Dynamical Isometry and a Mean Field Theory of CNNs: How to Train 10,000-Layer Vanilla Convolutional Neural Networks (1806.05393v2)

Abstract: In recent years, state-of-the-art methods in computer vision have utilized increasingly deep convolutional neural network architectures (CNNs), with some of the most successful models employing hundreds or even thousands of layers. A variety of pathologies such as vanishing/exploding gradients make training such deep networks challenging. While residual connections and batch normalization do enable training at these depths, it has remained unclear whether such specialized architecture designs are truly necessary to train deep CNNs. In this work, we demonstrate that it is possible to train vanilla CNNs with ten thousand layers or more simply by using an appropriate initialization scheme. We derive this initialization scheme theoretically by developing a mean field theory for signal propagation and by characterizing the conditions for dynamical isometry, the equilibration of singular values of the input-output Jacobian matrix. These conditions require that the convolution operator be an orthogonal transformation in the sense that it is norm-preserving. We present an algorithm for generating such random initial orthogonal convolution kernels and demonstrate empirically that they enable efficient training of extremely deep architectures.
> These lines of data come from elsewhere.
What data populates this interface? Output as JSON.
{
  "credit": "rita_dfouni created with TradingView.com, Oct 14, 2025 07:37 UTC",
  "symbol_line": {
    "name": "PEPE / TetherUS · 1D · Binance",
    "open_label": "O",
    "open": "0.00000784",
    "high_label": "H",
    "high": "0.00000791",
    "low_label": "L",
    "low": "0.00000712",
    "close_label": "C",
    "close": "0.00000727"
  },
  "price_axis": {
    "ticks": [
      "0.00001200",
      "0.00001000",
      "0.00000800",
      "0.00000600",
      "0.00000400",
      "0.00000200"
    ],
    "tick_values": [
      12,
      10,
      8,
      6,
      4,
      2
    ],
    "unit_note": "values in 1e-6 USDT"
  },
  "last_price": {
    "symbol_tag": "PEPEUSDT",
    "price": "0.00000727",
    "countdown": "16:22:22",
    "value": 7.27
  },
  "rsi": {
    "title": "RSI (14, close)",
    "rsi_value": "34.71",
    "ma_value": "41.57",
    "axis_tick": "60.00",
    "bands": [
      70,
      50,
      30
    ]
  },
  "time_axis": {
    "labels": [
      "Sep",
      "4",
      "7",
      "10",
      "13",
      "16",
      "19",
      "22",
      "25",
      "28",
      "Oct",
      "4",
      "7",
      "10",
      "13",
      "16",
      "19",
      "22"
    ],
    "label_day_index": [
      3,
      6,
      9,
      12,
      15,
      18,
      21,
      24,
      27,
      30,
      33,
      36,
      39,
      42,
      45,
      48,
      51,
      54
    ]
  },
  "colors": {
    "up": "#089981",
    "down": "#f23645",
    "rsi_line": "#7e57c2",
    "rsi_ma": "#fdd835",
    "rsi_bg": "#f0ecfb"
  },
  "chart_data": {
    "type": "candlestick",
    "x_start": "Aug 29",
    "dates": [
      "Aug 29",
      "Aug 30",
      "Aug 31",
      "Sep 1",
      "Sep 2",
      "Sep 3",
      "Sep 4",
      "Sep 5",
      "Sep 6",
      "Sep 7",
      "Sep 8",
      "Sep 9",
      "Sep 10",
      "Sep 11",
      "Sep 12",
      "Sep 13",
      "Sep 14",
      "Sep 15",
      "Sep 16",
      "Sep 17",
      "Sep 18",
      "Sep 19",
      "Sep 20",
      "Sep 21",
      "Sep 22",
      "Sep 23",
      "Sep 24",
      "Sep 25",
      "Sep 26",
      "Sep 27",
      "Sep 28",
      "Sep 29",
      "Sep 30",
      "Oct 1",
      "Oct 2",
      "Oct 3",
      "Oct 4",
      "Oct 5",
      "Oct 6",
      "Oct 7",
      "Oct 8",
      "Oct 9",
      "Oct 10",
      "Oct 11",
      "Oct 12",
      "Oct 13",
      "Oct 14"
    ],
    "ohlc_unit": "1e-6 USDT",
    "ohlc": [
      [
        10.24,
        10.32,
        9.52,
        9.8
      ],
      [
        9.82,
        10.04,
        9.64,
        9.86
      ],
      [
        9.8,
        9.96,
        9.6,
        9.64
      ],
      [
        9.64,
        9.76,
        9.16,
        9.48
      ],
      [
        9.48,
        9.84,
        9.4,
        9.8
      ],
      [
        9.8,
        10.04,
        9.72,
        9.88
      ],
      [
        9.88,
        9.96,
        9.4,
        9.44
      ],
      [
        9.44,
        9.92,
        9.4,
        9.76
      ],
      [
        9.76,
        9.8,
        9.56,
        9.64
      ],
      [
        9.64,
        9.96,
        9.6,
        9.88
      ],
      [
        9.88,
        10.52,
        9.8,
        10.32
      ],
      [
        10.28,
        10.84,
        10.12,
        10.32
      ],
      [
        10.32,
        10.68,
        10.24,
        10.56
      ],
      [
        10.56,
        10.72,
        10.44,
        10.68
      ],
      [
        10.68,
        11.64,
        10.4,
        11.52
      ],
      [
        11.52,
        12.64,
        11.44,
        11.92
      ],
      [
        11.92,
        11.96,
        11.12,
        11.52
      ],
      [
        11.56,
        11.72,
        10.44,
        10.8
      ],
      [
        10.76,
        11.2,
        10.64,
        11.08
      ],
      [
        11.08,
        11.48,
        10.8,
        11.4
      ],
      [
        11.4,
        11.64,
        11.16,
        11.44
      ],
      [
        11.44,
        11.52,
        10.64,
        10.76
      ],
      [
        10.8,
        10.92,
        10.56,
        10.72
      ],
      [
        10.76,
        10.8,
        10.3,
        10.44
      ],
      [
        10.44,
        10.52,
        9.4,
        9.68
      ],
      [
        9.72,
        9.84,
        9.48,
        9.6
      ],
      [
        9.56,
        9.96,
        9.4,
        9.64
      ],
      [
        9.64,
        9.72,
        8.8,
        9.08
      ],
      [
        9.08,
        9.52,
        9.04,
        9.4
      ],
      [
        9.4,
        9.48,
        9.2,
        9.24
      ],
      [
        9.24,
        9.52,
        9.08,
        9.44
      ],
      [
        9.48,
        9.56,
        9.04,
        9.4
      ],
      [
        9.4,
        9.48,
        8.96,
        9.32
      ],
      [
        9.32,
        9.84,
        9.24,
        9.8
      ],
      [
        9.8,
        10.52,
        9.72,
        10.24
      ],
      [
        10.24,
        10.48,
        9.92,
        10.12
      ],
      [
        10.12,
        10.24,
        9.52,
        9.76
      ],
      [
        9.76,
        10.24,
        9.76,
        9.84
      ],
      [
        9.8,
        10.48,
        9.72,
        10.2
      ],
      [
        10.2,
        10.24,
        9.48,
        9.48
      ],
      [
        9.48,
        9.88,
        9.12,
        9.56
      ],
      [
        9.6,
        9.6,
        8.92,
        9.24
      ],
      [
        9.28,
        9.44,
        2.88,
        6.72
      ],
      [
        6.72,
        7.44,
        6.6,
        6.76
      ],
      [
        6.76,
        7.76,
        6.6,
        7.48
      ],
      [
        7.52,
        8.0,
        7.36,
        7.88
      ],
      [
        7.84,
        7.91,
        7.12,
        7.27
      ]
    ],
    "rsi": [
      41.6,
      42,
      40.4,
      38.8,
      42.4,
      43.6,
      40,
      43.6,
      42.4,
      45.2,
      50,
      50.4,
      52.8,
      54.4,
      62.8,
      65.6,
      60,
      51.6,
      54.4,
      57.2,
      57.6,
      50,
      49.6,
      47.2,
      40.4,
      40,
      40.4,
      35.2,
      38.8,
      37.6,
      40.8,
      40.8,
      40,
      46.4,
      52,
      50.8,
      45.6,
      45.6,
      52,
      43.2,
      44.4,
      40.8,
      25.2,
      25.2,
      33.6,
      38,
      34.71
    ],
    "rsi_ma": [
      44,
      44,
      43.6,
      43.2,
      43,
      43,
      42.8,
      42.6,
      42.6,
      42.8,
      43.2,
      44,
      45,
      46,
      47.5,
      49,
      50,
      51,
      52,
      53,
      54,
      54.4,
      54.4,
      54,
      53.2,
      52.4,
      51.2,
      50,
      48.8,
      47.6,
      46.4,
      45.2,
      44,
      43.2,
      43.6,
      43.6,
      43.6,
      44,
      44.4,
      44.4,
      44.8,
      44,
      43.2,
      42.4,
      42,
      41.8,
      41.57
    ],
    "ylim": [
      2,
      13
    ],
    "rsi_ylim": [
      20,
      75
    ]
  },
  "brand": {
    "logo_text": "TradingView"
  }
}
• The paper proposes a mean field theory-based initialization scheme that establishes dynamical isometry across layers.
• The paper demonstrates through MNIST and CIFAR-10 experiments that 10,000-layer CNNs can be effectively trained without extra architectural elements.
• The paper highlights the use of Delta-Orthogonal kernels to maintain signal stability and prevent gradient explosion or vanishing.

Dynamical Isometry and a Mean Field Theory of CNNs: Training 10,000-Layer Neural Networks

This paper presents a theoretical and empirical paper of the conditions under which a vanilla convolutional neural network (CNN) with thousands of layers can be trained effectively without the use of architectural augmentations such as batch normalization or residual connections. By building on mean field theory and exploring matrix singular value properties, the authors propose a novel initialization scheme that enables highly effective training of extremely deep CNNs.

Theoretical Framework and Findings

The authors begin by addressing the common challenge of training deeply layered CNNs, which are prone to vanishing and exploding gradients. The use of architectural features like skip connections and batch normalization has mitigated this issue, but this research investigates whether such features are strictly necessary. A key theoretical contribution of the paper is the derivation of an initialization scheme based on mean field theory that ensures the effective propagation of signals through layers.

The research introduces the concept of dynamical isometry in CNNs, which refers to the equalization of singular values of the input-output Jacobian, critical for gradient stability. For their initialization strategy, this involves convolution operators behaving as orthogonal transformations, preserving norm through layers. The authors provide a method for generating random orthogonal convolution kernels, demonstrating that these facilitate the training of CNNs with up to 10,000 layers or more, using standard optimization algorithms.

Empirical Evidence

The paper provides comprehensive experiments using the MNIST and CIFAR-10 datasets to validate the theoretical framework. Notably, the empirical data shows that extremely deep CNNs (up to 10,000 layers) can learn efficiently without a decline in performance when initialized with the proposed Delta-Orthogonal kernels. This finding is significant given the historical difficulties associated with training such deep networks.

Numerical Results

Strong numerical results substantiate the claims, with empirical data showing training and test accuracies that contrast favorably against networks initialized with traditional Gaussian methods. For instance, on CIFAR-10, a 10,000-layer network maintains high training accuracy and achieves competitive test accuracy using the described initialization.

Implications and Speculations

The implications of this work are twofold: practically, it offers a method to train extremely deep CNNs without the complexity of additional architectural elements. Theoretically, it furthers our understanding of signal propagation in neural networks and the potential for orthogonal initializations in achieving dynamical isometry.

Looking forward, these findings open avenues for exploring the limits of neural network depth as a function of generalization capacity, unperturbed by prior training challenges. This suggests a promising frontier in deep learning robustness and model architecture diversity.

In conclusion, while this paper challenges the perceived necessity of architectural crutches in training deep networks, it advances the discourse on the fundamental principles of neural network initialization and signal stability. The results offer both a novel perspective and practical tools for future investigations in deep learning architectures.